Federated Learning + Person Re-identification: Benchmark, In-Depth Analysis, and Performance…

Original article was published by Weiming on Deep Learning on Medium


Federated Learning + Person Re-identification: Benchmark, In-Depth Analysis, and Performance Optimization

This paper is accepted in ACMMM’20 Oral.

Personal re-identification (ReID) is an important computer vision task, but its development is constrained by the increasing privacy concerns. Federated learning is a privacy-preserving machine learning technique that learns a shared model across decentralized clients. In this paper, we implement federated learning to person re-identification (FedReID) and optimize its performance affected by statistical heterogeneity in the real-world scenario by analyzing insights from a newly constructed benchmark.

Statistical Heterogeneity: (1) non-idependent and identifical distribution (non-IID) data; (2) Unbalanced data volume of clients

This article aims to give a brief introduction of the paper from three points:

  1. Benchmark, including datasets, a new federated algorithm, and scenarios
  2. Insights of benchmark analysis
  3. Performance optimization methods:

Benchmark

Datasets

The benchmark contains 9 most popular ReID datasets, whose details are as follows:

These datasets source from different domains and vary in the number of images and identities, which simulates the statistical heterogeneity in the real-world scenario.
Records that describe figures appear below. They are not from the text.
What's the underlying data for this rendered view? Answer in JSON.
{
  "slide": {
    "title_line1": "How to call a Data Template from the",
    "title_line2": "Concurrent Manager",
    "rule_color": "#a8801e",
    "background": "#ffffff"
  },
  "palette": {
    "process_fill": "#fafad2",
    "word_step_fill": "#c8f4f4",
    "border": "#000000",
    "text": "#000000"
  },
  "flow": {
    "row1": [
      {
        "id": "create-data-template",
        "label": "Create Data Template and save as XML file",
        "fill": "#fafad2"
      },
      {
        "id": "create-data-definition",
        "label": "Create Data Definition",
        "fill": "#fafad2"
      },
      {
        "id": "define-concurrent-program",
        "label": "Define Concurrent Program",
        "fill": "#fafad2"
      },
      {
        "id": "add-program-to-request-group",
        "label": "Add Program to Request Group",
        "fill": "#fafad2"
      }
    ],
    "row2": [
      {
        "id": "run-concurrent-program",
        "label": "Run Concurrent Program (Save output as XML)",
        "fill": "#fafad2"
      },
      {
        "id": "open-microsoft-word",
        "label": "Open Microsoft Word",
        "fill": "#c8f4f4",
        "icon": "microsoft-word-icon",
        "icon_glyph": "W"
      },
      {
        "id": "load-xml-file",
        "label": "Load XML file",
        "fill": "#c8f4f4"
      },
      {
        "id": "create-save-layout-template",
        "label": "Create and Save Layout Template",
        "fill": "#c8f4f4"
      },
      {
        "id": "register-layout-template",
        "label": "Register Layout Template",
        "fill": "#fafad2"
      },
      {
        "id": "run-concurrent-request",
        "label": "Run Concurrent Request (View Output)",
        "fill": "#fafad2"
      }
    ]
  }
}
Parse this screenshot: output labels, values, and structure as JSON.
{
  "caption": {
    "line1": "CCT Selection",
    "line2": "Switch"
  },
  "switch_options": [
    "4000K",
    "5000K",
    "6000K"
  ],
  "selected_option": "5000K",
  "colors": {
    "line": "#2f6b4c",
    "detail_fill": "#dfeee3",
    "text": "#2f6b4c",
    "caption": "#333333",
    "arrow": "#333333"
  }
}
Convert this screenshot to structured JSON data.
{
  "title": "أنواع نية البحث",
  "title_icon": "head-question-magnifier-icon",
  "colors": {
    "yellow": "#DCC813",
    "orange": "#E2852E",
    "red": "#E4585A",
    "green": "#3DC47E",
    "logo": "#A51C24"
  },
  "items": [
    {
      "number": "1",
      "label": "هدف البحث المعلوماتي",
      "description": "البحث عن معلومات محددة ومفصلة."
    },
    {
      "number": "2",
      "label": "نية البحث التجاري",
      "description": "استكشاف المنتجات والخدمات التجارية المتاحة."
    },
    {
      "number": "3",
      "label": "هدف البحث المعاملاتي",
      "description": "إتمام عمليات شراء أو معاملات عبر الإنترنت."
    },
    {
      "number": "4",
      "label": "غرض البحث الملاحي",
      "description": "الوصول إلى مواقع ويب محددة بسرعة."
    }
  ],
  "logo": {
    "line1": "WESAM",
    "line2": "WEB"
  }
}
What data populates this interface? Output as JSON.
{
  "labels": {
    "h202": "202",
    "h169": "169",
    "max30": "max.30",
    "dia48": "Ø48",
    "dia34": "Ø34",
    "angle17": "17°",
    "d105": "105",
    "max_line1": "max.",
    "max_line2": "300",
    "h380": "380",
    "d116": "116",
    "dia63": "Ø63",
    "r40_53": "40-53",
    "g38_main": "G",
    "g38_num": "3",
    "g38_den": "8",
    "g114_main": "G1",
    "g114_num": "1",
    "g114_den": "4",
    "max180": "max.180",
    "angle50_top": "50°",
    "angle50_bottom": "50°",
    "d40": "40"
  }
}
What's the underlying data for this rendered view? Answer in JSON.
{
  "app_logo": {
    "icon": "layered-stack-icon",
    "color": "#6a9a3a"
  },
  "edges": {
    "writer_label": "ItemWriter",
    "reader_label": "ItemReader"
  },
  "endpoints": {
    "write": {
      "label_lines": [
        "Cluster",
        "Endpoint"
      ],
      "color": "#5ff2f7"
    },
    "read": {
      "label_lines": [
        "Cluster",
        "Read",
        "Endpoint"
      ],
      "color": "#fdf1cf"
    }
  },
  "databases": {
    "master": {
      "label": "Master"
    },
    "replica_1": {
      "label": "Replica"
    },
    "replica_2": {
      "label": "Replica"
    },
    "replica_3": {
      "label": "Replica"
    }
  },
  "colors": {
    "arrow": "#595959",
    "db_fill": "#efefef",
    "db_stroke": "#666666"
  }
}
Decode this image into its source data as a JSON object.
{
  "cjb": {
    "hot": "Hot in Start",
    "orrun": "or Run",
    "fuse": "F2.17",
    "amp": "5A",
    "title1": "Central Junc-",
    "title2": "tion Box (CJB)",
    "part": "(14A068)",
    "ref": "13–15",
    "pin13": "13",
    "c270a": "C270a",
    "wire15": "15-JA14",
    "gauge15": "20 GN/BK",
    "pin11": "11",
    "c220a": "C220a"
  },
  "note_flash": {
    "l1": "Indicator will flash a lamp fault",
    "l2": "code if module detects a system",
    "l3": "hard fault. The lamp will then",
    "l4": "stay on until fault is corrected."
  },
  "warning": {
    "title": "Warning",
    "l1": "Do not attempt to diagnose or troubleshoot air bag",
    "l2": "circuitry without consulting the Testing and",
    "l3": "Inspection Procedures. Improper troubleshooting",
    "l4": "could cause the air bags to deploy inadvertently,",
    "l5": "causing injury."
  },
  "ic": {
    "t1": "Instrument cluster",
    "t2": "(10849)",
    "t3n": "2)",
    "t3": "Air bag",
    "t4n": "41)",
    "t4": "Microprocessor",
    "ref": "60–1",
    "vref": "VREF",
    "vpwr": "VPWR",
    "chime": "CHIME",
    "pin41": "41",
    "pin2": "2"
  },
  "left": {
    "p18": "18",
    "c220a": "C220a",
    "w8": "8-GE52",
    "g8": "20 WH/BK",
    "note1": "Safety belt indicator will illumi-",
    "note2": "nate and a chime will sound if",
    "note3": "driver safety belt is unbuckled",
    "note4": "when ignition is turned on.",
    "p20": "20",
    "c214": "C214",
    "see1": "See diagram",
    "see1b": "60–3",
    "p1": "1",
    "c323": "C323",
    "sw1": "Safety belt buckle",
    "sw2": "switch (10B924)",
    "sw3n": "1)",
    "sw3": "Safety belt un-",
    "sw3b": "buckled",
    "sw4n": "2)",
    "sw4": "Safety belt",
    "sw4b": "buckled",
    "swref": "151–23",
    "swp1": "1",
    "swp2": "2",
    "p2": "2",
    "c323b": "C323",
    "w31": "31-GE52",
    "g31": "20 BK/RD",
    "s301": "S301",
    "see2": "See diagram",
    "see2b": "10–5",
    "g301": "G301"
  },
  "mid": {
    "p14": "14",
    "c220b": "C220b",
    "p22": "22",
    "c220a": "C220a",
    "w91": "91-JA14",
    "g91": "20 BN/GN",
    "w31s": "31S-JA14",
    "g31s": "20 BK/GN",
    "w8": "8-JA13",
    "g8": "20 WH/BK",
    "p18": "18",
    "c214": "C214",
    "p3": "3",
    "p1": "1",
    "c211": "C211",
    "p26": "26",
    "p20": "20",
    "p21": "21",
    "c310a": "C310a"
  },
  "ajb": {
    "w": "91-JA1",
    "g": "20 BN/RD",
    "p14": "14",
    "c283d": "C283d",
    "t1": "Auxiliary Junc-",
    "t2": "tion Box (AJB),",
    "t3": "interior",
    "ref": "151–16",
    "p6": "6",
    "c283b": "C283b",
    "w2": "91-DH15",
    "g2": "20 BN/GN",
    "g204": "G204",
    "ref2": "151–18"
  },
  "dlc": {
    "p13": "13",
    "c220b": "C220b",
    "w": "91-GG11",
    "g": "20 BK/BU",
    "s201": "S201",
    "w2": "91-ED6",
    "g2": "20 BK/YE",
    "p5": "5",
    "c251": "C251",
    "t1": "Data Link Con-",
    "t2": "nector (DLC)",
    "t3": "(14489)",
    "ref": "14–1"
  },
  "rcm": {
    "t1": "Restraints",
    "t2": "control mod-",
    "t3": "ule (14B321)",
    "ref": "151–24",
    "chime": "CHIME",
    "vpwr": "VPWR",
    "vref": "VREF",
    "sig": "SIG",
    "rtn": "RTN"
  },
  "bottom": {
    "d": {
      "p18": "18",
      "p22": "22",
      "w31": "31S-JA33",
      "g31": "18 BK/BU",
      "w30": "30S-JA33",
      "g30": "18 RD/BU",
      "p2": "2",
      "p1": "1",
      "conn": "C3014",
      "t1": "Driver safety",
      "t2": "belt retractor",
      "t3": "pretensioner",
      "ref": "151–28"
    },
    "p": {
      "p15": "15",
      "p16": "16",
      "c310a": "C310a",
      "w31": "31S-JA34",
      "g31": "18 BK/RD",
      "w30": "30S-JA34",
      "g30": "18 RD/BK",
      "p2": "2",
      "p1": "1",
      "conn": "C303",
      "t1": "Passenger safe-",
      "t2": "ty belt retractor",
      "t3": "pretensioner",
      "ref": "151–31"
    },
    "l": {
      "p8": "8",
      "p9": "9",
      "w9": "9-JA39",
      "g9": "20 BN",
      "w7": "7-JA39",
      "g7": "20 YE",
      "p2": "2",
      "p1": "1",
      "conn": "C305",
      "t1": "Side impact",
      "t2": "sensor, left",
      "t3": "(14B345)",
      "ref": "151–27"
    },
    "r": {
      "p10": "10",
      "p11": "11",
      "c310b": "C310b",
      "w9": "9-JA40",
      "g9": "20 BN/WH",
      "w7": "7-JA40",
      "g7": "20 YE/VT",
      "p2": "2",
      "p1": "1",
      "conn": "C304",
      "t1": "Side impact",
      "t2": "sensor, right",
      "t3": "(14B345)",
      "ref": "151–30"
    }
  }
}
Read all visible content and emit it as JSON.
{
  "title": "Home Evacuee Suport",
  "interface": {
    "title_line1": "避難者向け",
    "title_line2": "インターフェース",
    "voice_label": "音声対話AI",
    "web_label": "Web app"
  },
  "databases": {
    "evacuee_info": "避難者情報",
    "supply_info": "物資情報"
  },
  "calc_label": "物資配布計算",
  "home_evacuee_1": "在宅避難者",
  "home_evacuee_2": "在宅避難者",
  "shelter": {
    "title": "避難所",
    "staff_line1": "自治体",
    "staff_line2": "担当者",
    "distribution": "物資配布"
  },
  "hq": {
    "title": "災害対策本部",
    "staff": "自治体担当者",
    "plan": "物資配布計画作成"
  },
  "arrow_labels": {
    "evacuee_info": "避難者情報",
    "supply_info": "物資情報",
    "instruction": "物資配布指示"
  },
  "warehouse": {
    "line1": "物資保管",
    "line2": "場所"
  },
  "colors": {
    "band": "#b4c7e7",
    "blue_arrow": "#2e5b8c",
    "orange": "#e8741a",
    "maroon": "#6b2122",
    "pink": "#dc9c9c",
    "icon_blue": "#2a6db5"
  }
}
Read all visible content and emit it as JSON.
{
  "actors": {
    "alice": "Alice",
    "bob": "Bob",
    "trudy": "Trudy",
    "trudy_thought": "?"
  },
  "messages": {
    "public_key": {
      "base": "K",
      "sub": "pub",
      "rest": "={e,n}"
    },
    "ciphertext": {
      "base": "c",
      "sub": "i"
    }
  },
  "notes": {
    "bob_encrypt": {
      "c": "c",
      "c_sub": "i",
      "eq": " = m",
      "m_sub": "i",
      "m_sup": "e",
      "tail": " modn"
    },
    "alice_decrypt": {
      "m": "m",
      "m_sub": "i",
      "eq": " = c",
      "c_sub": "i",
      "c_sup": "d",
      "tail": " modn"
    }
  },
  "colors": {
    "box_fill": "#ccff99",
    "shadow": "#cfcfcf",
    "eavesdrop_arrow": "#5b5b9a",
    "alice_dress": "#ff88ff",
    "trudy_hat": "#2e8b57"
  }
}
Algorithm: Federated Partial Averaging

We propose a new algorithm — Federated Partial Averaging (FedPav) because the standard federated algorithm Federated Averaging (FedAvg) requires the identical model in the server and the clients. While client models are different in FedReID, because in each client, the dimension of the classifier depends on the number of ids, which is different in different datasets in clients.

FedPav only syncs part of client models with the server. The training steps with FedPav are as followed:

  1. A server sends the global model to clients.
  2. Clients use local data to train the models with their classifiers, obtaining local models
  3. Clients upload the backbone parameters
  4. The server aggregates model updates, obtaining a new global model.

Insights from Benchmark Analysis

We provide several insights by analyzing the benchmark results in the paper. In the article, we highlight two of them that reveal the impact of statistical heterogeneity.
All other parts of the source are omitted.